Makes 80 servings.
- 1 inch piece ginger root
- 6 cloves of garlic
- 2 pounds ground lamb/beef OR a variety of choped up vegetables (Carrots & Cabbage)
- 3 large onions, thinly sliced
- 1 tablespoon mussala
- 1 tablespoon curry powder
- 1 tablespoon turmeric
- Salt (optional)
- 2 pound frozen egg-roll dough, thawed
- Chop the ginger and garlic very fine or if you have a blender until well mashed.
- Add the meat OR vegetables, onions, mussala, curry powder and turmeric.
- Sauté in a heavy frying pan on low heat for about 30 minutes.
- If you opt for the meat, do not add oil and stir occasionally to break up the meat; for the vegetables sauté until nice and done.
- Cut sheets of thawed egg-roll dough into 4 by 4 inch quarters to end up with a nice triangle.

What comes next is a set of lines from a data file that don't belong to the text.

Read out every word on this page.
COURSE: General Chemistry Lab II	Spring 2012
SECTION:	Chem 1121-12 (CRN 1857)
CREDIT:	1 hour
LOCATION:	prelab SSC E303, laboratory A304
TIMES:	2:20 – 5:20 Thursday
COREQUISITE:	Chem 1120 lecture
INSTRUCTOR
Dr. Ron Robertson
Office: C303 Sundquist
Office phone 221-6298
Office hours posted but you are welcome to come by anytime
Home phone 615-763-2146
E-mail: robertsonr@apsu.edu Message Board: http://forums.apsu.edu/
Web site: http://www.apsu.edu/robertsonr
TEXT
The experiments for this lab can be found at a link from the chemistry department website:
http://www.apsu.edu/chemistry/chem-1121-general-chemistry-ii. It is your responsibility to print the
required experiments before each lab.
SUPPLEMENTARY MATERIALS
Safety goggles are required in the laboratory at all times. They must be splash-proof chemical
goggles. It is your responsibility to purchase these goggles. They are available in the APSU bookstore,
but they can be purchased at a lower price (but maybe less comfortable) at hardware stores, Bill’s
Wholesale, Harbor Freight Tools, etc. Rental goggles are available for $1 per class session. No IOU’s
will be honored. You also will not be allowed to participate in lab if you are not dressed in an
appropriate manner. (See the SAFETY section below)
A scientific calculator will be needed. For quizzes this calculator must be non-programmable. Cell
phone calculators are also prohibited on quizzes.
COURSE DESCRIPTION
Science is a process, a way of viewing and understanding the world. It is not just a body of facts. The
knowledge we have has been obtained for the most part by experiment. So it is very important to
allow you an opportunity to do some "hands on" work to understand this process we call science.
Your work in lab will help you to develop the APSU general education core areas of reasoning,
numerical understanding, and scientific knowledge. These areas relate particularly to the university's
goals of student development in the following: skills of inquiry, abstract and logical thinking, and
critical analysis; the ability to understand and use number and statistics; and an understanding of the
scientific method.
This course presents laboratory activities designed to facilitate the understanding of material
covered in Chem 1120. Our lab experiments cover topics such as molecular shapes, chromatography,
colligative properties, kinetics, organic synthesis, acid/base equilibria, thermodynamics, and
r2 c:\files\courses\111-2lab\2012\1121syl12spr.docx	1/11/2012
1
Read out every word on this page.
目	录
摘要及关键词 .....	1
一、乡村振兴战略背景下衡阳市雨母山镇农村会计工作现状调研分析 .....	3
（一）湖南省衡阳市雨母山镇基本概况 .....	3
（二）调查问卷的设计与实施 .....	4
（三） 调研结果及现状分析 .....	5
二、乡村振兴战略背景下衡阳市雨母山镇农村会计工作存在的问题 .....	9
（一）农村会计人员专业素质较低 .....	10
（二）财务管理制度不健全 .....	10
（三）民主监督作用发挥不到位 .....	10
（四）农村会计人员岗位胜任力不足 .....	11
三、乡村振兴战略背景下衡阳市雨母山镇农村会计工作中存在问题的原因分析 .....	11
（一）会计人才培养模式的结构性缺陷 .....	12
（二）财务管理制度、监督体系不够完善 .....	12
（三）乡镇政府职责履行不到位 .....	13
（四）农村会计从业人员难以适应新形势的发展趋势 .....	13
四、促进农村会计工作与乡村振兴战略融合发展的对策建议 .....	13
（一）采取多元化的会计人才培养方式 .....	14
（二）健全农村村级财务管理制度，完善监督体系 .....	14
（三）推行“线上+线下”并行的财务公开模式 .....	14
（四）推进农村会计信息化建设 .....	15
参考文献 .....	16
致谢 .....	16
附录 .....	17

- Put some of the meat OR vegetable mixture in the middle; just about the amount to end up with a nice, neat triangle.
- To secure use a paste made out of flour and water.
- Deep-fat fry the filled samosas, a few at a time, until golden brown.
- They are great to keep in the freezer, and to serve, just thaw and place in a hot oven until hot.